Günümüz dünyasında Romanesk sanat sürekli ilgi ve tartışma konusu haline gelmiştir. Romanesk sanat'i çevreleyen ve onu toplumun farklı alanlarıyla alakalı kılan birçok yön vardır. Ekonomiye, siyasete ve kültüre olan etkisinden, insanların günlük yaşamlarına olan etkisine kadar Romanesk sanat büyük önem taşıyan bir konu gibi görünüyor. Bu makalede Romanesk sanat'in birçok yönünü inceleyeceğiz ve farklı bağlamlardaki alaka düzeyini analiz edeceğiz. Kökeninden mevcut etkisine kadar Romanesk sanat'i ve günümüz dünyasındaki yerini daha iyi anlamaya çalışacağız.

San İsidoro Müzesi'ndeki romanesk tarzda inşa edilmiş Kraliyet Panteonu.

Romanesk sanat, 1066 yılında Normanların İngiltere'yi fethetmesiyle başlayan sanat akımı. İngiltere'de Norman üslubu, Avrupa'da ise Roman üslubu - Romanesk olarak adlandırılır.
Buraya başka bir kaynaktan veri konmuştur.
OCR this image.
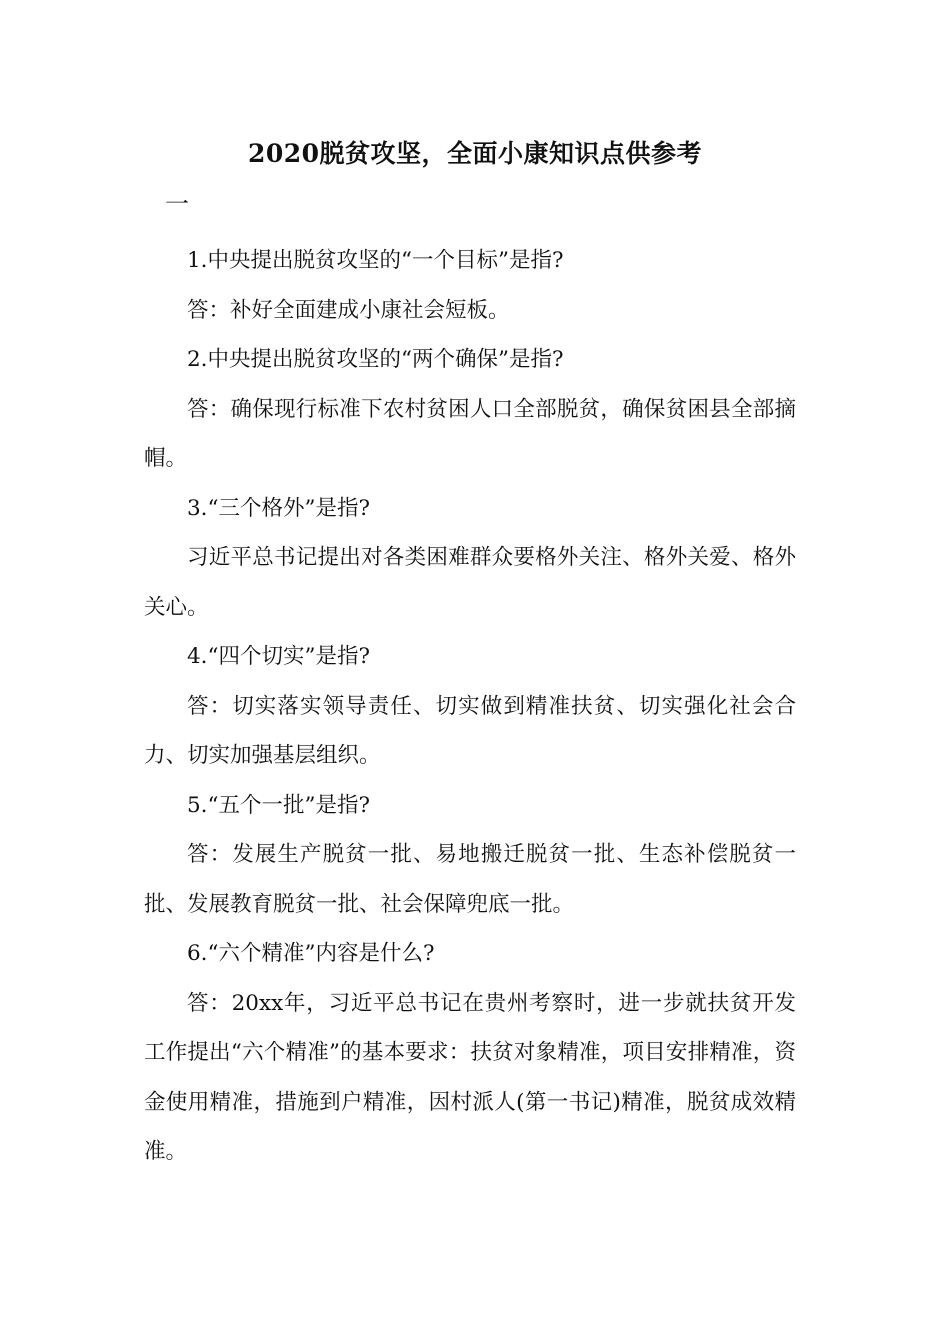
2020脱贫攻坚，全面小康知识点供参考
一

1.中央提出脱贫攻坚的“一个目标”是指?

答：补好全面建成小康社会短板。

2.中央提出脱贫攻坚的“两个确保”是指?

答：确保现行标准下农村贫困人口全部脱贫，确保贫困县全部摘帽。

3.“三个格外”是指?

习近平总书记提出对各类困难群众要格外关注、格外关爱、格外关心。

4.“四个切实”是指?

答：切实落实领导责任、切实做到精准扶贫、切实强化社会合力、切实加强基层组织。

5.“五个一批”是指?

答：发展生产脱贫一批、易地搬迁脱贫一批、生态补偿脱贫一批、发展教育脱贫一批、社会保障兜底一批。

6.“六个精准”内容是什么?

答：20xx年，习近平总书记在贵州考察时，进一步就扶贫开发工作提出“六个精准”的基本要求：扶贫对象精准，项目安排精准，资金使用精准，措施到户精准，因村派人(第一书记)精准，脱贫成效精准。
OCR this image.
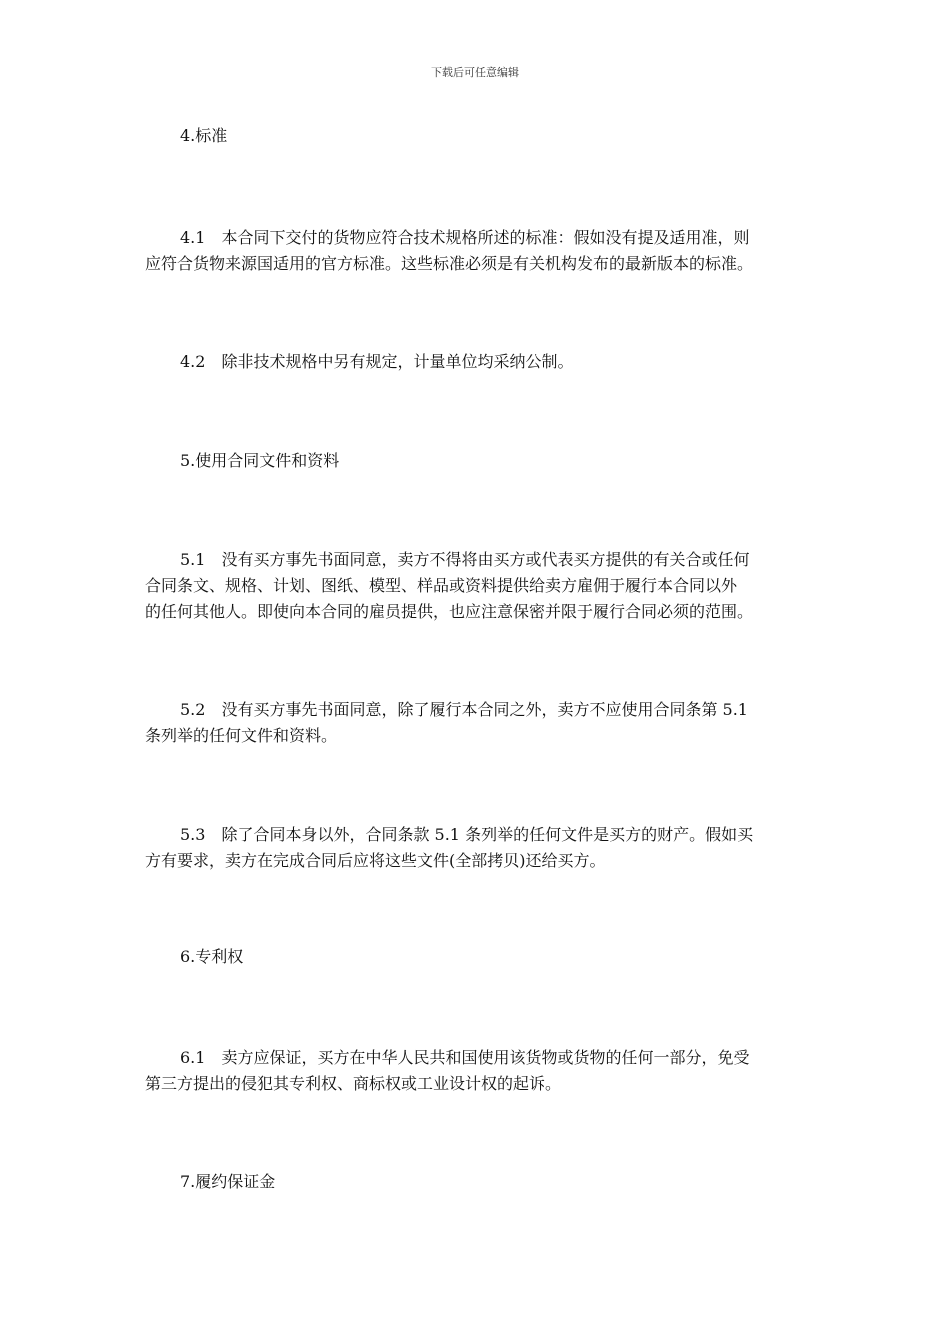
下载后可任意编辑
4.标准
4.1　本合同下交付的货物应符合技术规格所述的标准：假如没有提及适用准，则
应符合货物来源国适用的官方标准。这些标准必须是有关机构发布的最新版本的标准。
4.2　除非技术规格中另有规定，计量单位均采纳公制。
5.使用合同文件和资料
5.1　没有买方事先书面同意，卖方不得将由买方或代表买方提供的有关合或任何
合同条文、规格、计划、图纸、模型、样品或资料提供给卖方雇佣于履行本合同以外
的任何其他人。即使向本合同的雇员提供，也应注意保密并限于履行合同必须的范围。
5.2　没有买方事先书面同意，除了履行本合同之外，卖方不应使用合同条第 5.1
条列举的任何文件和资料。
5.3　除了合同本身以外，合同条款 5.1 条列举的任何文件是买方的财产。假如买
方有要求，卖方在完成合同后应将这些文件(全部拷贝)还给买方。
6.专利权
6.1　卖方应保证，买方在中华人民共和国使用该货物或货物的任何一部分，免受
第三方提出的侵犯其专利权、商标权或工业设计权的起诉。
7.履约保证金
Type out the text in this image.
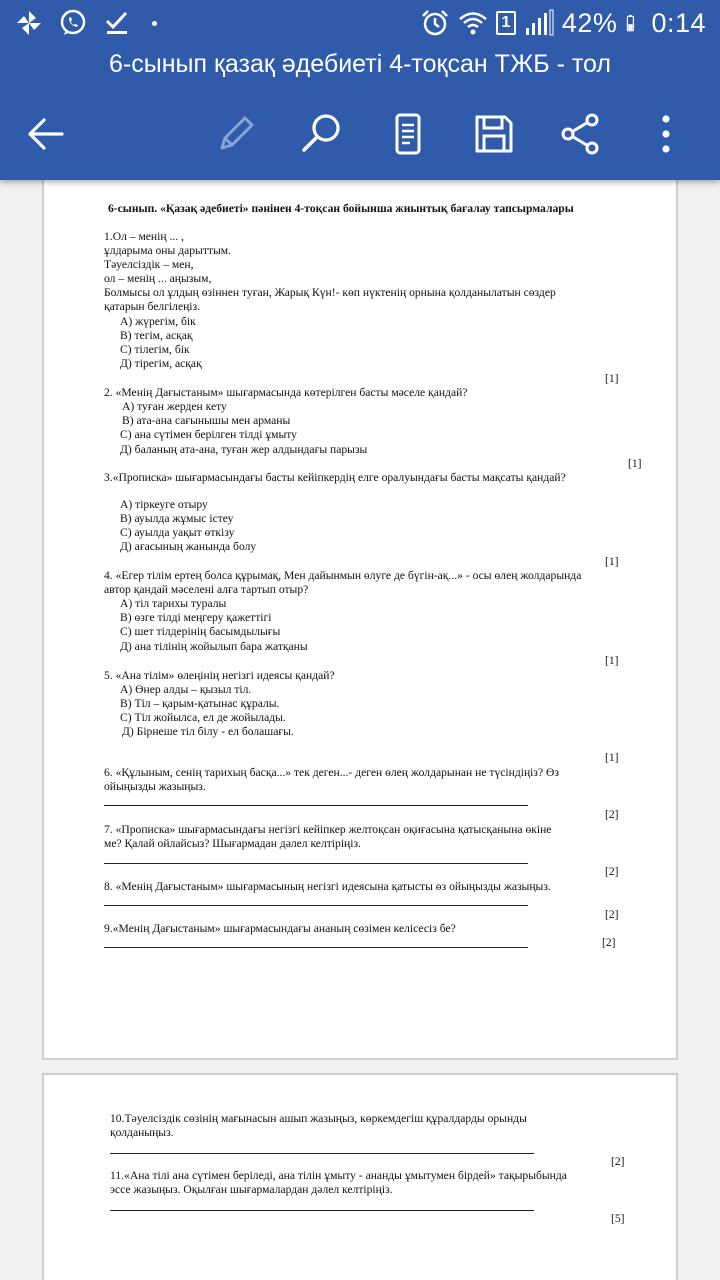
1 42% 0:14
6-сынып қазақ әдебиеті 4-тоқсан ТЖБ - тол
6-сынып. «Қазақ әдебиеті» пәнінен 4-тоқсан бойынша жиынтық бағалау тапсырмалары
1.Ол – менің ... ,
ұлдарыма оны дарыттым.
Тәуелсіздік – мен,
ол – менің ... аңызым,
Болмысы ол ұлдың өзіннен туған, Жарық Күн!- көп нүктенің орнына қолданылатын сөздер
қатарын белгілеңіз.
А) жүрегім, бік
В) тегім, асқақ
С) тілегім, бік
Д) тірегім, асқақ
[1]
2. «Менің Дағыстаным» шығармасында көтерілген басты мәселе қандай?
А) туған жерден кету
В) ата-ана сағынышы мен арманы
С) ана сүтімен берілген тілді ұмыту
Д) баланың ата-ана, туған жер алдындағы парызы
[1]
3.«Прописка» шығармасындағы басты кейіпкердің елге оралуындағы басты мақсаты қандай?
А) тіркеуге отыру
В) ауылда жұмыс істеу
С) ауылда уақыт өткізу
Д) ағасының жанында болу
[1]
4. «Егер тілім ертең болса құрымақ, Мен дайынмын өлуге де бүгін-ақ...» - осы өлең жолдарында
автор қандай мәселені алға тартып отыр?
А) тіл тарихы туралы
В) өзге тілді меңгеру қажеттігі
С) шет тілдерінің басымдылығы
Д) ана тілінің жойылып бара жатқаны
[1]
5. «Ана тілім» өлеңінің негізгі идеясы қандай?
А) Өнер алды – қызыл тіл.
В) Тіл – қарым-қатынас құралы.
С) Тіл жойылса, ел де жойылады.
Д) Бірнеше тіл білу - ел болашағы.
[1]
6. «Құлыным, сенің тарихың басқа...» тек деген...- деген өлең жолдарынан не түсіндіңіз? Өз
ойыңызды жазыңыз.
[2]
7. «Прописка» шығармасындағы негізгі кейіпкер желтоқсан оқиғасына қатысқанына өкіне
ме? Қалай ойлайсыз? Шығармадан дәлел келтіріңіз.
[2]
8. «Менің Дағыстаным» шығармасының негізгі идеясына қатысты өз ойыңызды жазыңыз.
[2]
9.«Менің Дағыстаным» шығармасындағы ананың сөзімен келісесіз бе?
[2]
10.Тәуелсіздік сөзінің мағынасын ашып жазыңыз, көркемдегіш құралдарды орынды
қолданыңыз.
[2]
11.«Ана тілі ана сүтімен беріледі, ана тілін ұмыту - ананды ұмытумен бірдей» тақырыбында
эссе жазыңыз. Оқылған шығармалардан дәлел келтіріңіз.
[5]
O dönemde kilise ve manastırlar çevredeki tek taş binalardı. Koca tavanının ağırlığı duvarlardadır. Bu yüzden duvarlar kalın ve pencereler küçüktür. Dört duvar üzerine koca bir tavan oturtulmuştur. Romanesk yapılara "kaba" denmesinin sebebi budur. Güvenlik için bir başka girişimse; ağaçla kapatılan kilise tavanlarının yerini tonoz almasıdır. Tonozun ağırlığını taşımak içinse köprü şeklinde kemerler kullanılmış, ama ayakların bu ağırlığı taşıyacak kadar kuvvetli olmaması nedeniyle kemerlere kaburga atılmış ve ortaya çıkan boşluk daha hafif şeylerle doldurulmuştur.

Süslemeye pek önem verilmemiş, özellikle heykeller kullanılmamıştır. Çünkü çok kısa bir zaman önce putperestlikten dönülmüştür ve heykeller de putperestliği çağrıştırmaktadır.

Heykelle süslenme daha sonraları Fransa'da başladı. Heykellerde ve resimlerde Doğu Sanatından etkilenmeler görülür. Heykeller ve resimler esasen süsleme amacıyla değil, Kutsal Kitap'ta yazılan olayları kabaca tasvir için kullanılmıştır. Heykelciler ve ressamlar estetiğe pek önem vermemiş, basite indirgeyerek kolaya kaçarak resmetmişlerdir. Bununla beraber renkler de önemini yitirmiş, sanatçılar istedikleri renkleri uymasa bile diledikleri yerlerde kullanmışlardır.

Bu akım 12. yüzyılın sonu kadar bile yaşayamamış, Gotik döneme geçilmiştir.

Roman üslubunun önemli eserlerinden birkaçı: Tournai Katedrali, Murbach Benediktin Kilisesi ve Saint Trophime Kilisesi dir.